Eagles haven't put out a new album since 1979, a year which-given their current cultural bearing-may not seem too long ago. After all, their presence hasn't diminished much since Henley & Co's glory days, fixed as they are in our consciousness by classic-rock radio, television commercials and the marked aversion one fictional Californian slacker harbors towards them.
Since their last release, the Eagles have undergone a bitter breakup, embarked on successful solo careers, been sued by former members and frozen hell over with an unlikely reunion. Somehow, throughout the turmoil, their sound has remained much the same-their evolution limited to live albums and a smattering of new tracks that play more like "best of" updates than original material.

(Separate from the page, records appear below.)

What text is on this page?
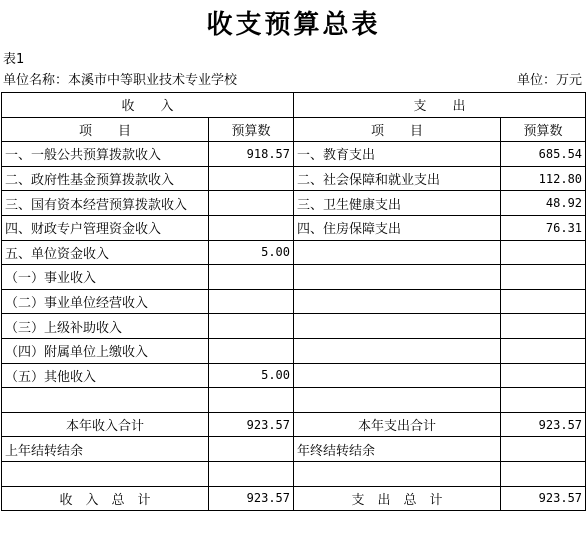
收支预算总表
表1
单位名称：本溪市中等职业技术专业学校	单位：万元
收　　入		支　　出	
项　　目	预算数	项　　目	预算数
一、一般公共预算拨款收入	918.57	一、教育支出	685.54
二、政府性基金预算拨款收入		二、社会保障和就业支出	112.80
三、国有资本经营预算拨款收入		三、卫生健康支出	48.92
四、财政专户管理资金收入		四、住房保障支出	76.31
五、单位资金收入	5.00		
（一）事业收入			
（二）事业单位经营收入			
（三）上级补助收入			
（四）附属单位上缴收入			
（五）其他收入	5.00		

本年收入合计	923.57	本年支出合计	923.57
上年结转结余		年终结转结余	

收　入　总　计	923.57	支　出　总　计	923.57
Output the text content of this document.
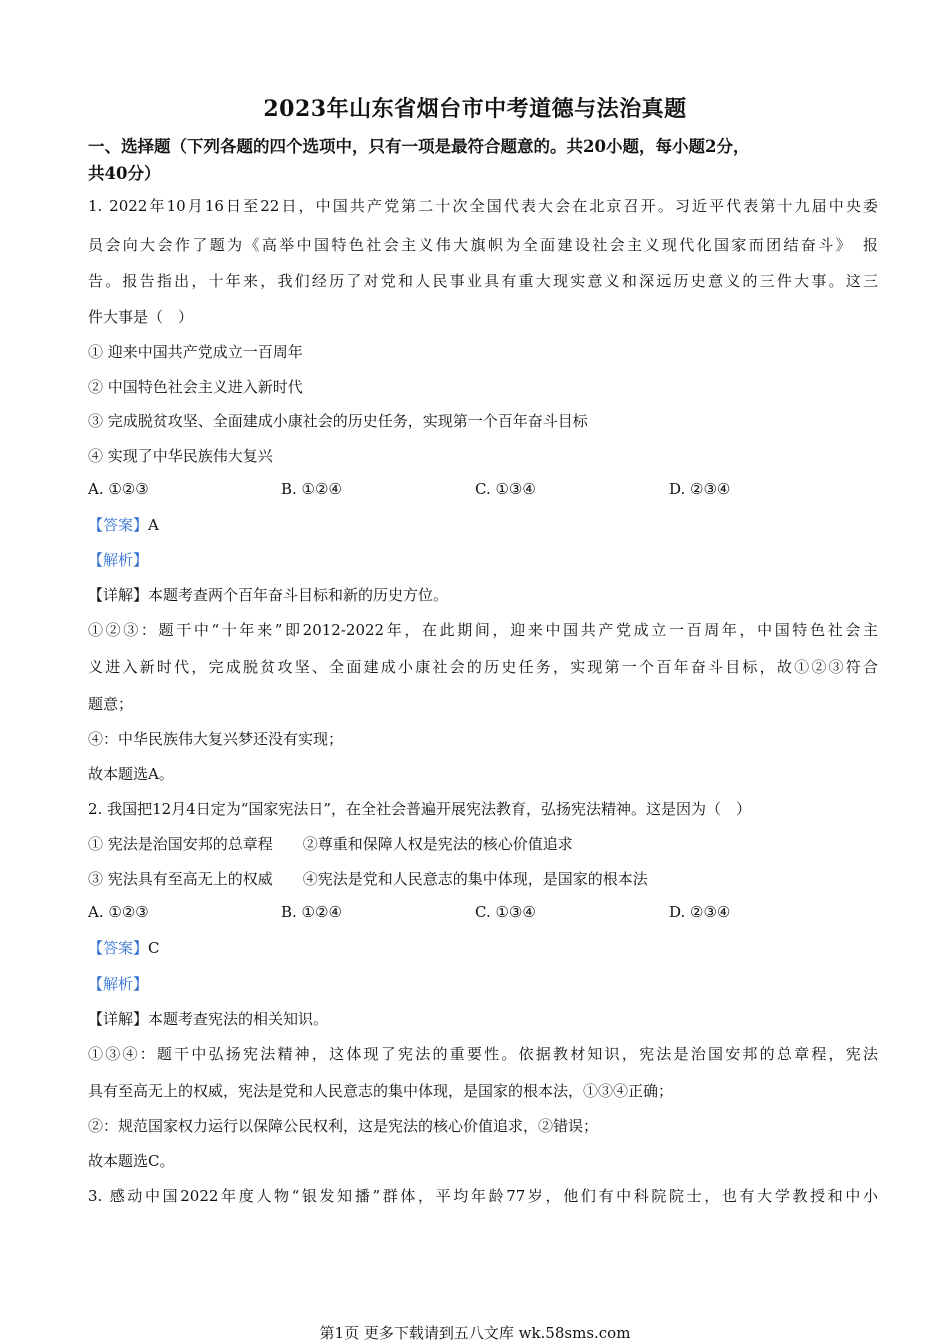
2023年山东省烟台市中考道德与法治真题
一、选择题（下列各题的四个选项中，只有一项是最符合题意的。共20小题，每小题2分，
共40分）
1. 2022年10月16日至22日，中国共产党第二十次全国代表大会在北京召开。习近平代表第十九届中央委
员会向大会作了题为《高举中国特色社会主义伟大旗帜为全面建设社会主义现代化国家而团结奋斗》　报
告。报告指出，十年来，我们经历了对党和人民事业具有重大现实意义和深远历史意义的三件大事。这三
件大事是（　）
① 迎来中国共产党成立一百周年
② 中国特色社会主义进入新时代
③ 完成脱贫攻坚、全面建成小康社会的历史任务，实现第一个百年奋斗目标
④ 实现了中华民族伟大复兴
A. ①②③	B. ①②④	C. ①③④	D. ②③④
【答案】A
【解析】
【详解】本题考查两个百年奋斗目标和新的历史方位。
①②③：题干中“十年来”即2012-2022年，在此期间，迎来中国共产党成立一百周年，中国特色社会主
义进入新时代，完成脱贫攻坚、全面建成小康社会的历史任务，实现第一个百年奋斗目标，故①②③符合
题意；
④：中华民族伟大复兴梦还没有实现；
故本题选A。
2. 我国把12月4日定为“国家宪法日”，在全社会普遍开展宪法教育，弘扬宪法精神。这是因为（　）
① 宪法是治国安邦的总章程　　②尊重和保障人权是宪法的核心价值追求
③ 宪法具有至高无上的权威　　④宪法是党和人民意志的集中体现，是国家的根本法
A. ①②③	B. ①②④	C. ①③④	D. ②③④
【答案】C
【解析】
【详解】本题考查宪法的相关知识。
①③④：题干中弘扬宪法精神，这体现了宪法的重要性。依据教材知识，宪法是治国安邦的总章程，宪法
具有至高无上的权威，宪法是党和人民意志的集中体现，是国家的根本法，①③④正确；
②：规范国家权力运行以保障公民权利，这是宪法的核心价值追求，②错误；
故本题选C。
3. 感动中国2022年度人物“银发知播”群体，平均年龄77岁，他们有中科院院士，也有大学教授和中小
第1页 更多下载请到五八文库 wk.58sms.com
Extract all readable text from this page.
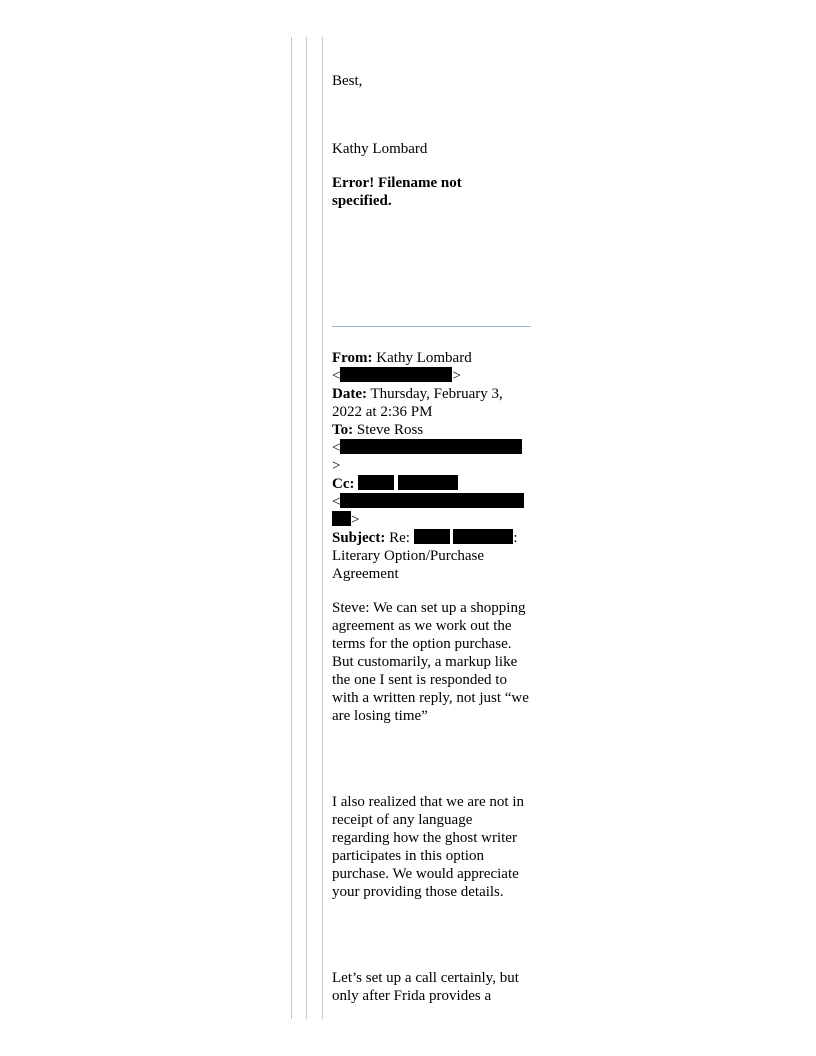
Best,
Kathy Lombard
Error! Filename not specified.
From: Kathy Lombard
<	>
Date: Thursday, February 3,
2022 at 2:36 PM
To: Steve Ross
<
>
Cc:
<
>
Subject: Re:	:
Literary Option/Purchase
Agreement
Steve: We can set up a shopping agreement as we work out the terms for the option purchase. But customarily, a markup like the one I sent is responded to with a written reply, not just “we are losing time”
I also realized that we are not in receipt of any language regarding how the ghost writer participates in this option purchase. We would appreciate your providing those details.
Let’s set up a call certainly, but only after Frida provides a
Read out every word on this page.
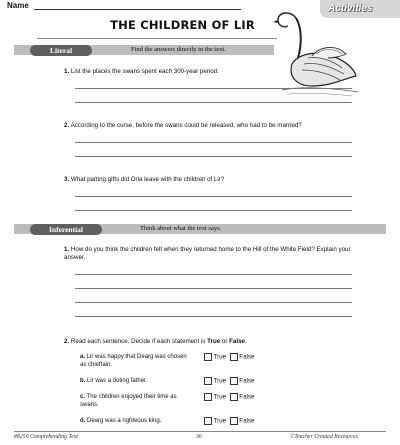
Name	Activities
THE CHILDREN OF LIR
Literal	Find the answers directly in the text.
1. List the places the swans spent each 300-year period.
2. According to the curse, before the swans could be released, who had to be married?
3. What parting gifts did Orla leave with the children of Lir?
Inferential	Think about what the text says.
1. How do you think the children felt when they returned home to the Hill of the White Field? Explain your answer.
2. Read each sentence. Decide if each statement is True or False.
a. Lir was happy that Dearg was chosen as chieftain.
True False
b. Lir was a doting father.	True False
c. The children enjoyed their time as swans.
True False
d. Dearg was a righteous king.	True False
#8250 Comprehending Text	36	©Teacher Created Resources
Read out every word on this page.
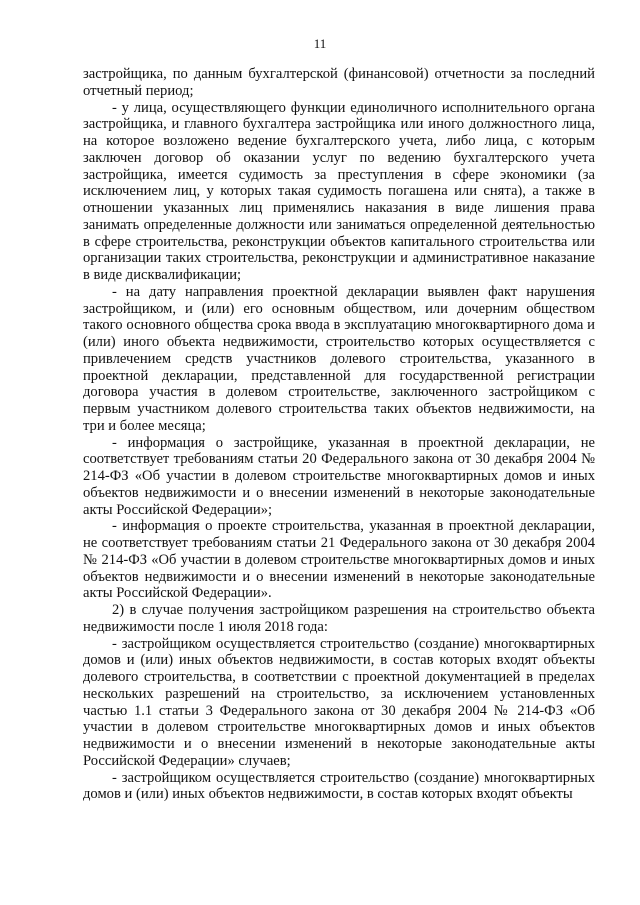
11

застройщика, по данным бухгалтерской (финансовой) отчетности за последний отчетный период;

- у лица, осуществляющего функции единоличного исполнительного органа застройщика, и главного бухгалтера застройщика или иного должностного лица, на которое возложено ведение бухгалтерского учета, либо лица, с которым заключен договор об оказании услуг по ведению бухгалтерского учета застройщика, имеется судимость за преступления в сфере экономики (за исключением лиц, у которых такая судимость погашена или снята), а также в отношении указанных лиц применялись наказания в виде лишения права занимать определенные должности или заниматься определенной деятельностью в сфере строительства, реконструкции объектов капитального строительства или организации таких строительства, реконструкции и административное наказание в виде дисквалификации;

- на дату направления проектной декларации выявлен факт нарушения застройщиком, и (или) его основным обществом, или дочерним обществом такого основного общества срока ввода в эксплуатацию многоквартирного дома и (или) иного объекта недвижимости, строительство которых осуществляется с привлечением средств участников долевого строительства, указанного в проектной декларации, представленной для государственной регистрации договора участия в долевом строительстве, заключенного застройщиком с первым участником долевого строительства таких объектов недвижимости, на три и более месяца;

- информация о застройщике, указанная в проектной декларации, не соответствует требованиям статьи 20 Федерального закона от 30 декабря 2004 № 214-ФЗ «Об участии в долевом строительстве многоквартирных домов и иных объектов недвижимости и о внесении изменений в некоторые законодательные акты Российской Федерации»;

- информация о проекте строительства, указанная в проектной декларации, не соответствует требованиям статьи 21 Федерального закона от 30 декабря 2004 № 214-ФЗ «Об участии в долевом строительстве многоквартирных домов и иных объектов недвижимости и о внесении изменений в некоторые законодательные акты Российской Федерации».

2) в случае получения застройщиком разрешения на строительство объекта недвижимости после 1 июля 2018 года:

- застройщиком осуществляется строительство (создание) многоквартирных домов и (или) иных объектов недвижимости, в состав которых входят объекты долевого строительства, в соответствии с проектной документацией в пределах нескольких разрешений на строительство, за исключением установленных частью 1.1 статьи 3 Федерального закона от 30 декабря 2004 № 214-ФЗ «Об участии в долевом строительстве многоквартирных домов и иных объектов недвижимости и о внесении изменений в некоторые законодательные акты Российской Федерации» случаев;

- застройщиком осуществляется строительство (создание) многоквартирных домов и (или) иных объектов недвижимости, в состав которых входят объекты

Their latest, Long Road Out of Eden, treads a similar path. Though it's unlikely to convert any unfaithful, the album manages a mellow, albeit occasionally bland return to the established Eagles form. Make no mistake-if you hate the Eagles, you will f-ing hate this album. But for those looking for the familiar, easy-going guitar progressions and three-part harmonies of classic rock's golden days, Long Road plays like a page out of an old Eagles song book.
Though some tracks on the overly long double-disc release can be easily overlooked as rehash, a few shine forth as worthy additions to the Eagles' repertoire.
"Busy Being Fabulous" employs a slow, country swing beneath Henley's voice, which blends with those of Walsh and Frey to forge a typically saccharine refrain on the song's title. Honky tonk guitars and spiraling blues riffs dominate "How Long," the album's first single and its most Eagles-sounding song, despite being written by non-Eagle J.D. Souther.
These tracks, like many on the album, find their appeal in their remarkable unremarkability-a tone that the rest of Long Road Out of Eden dutifully follows. Unambitious and unassuming, the album successfully adheres to the same tried and true conventions that have given the Eagles' sound its tremendous staying power-all 28 years worth.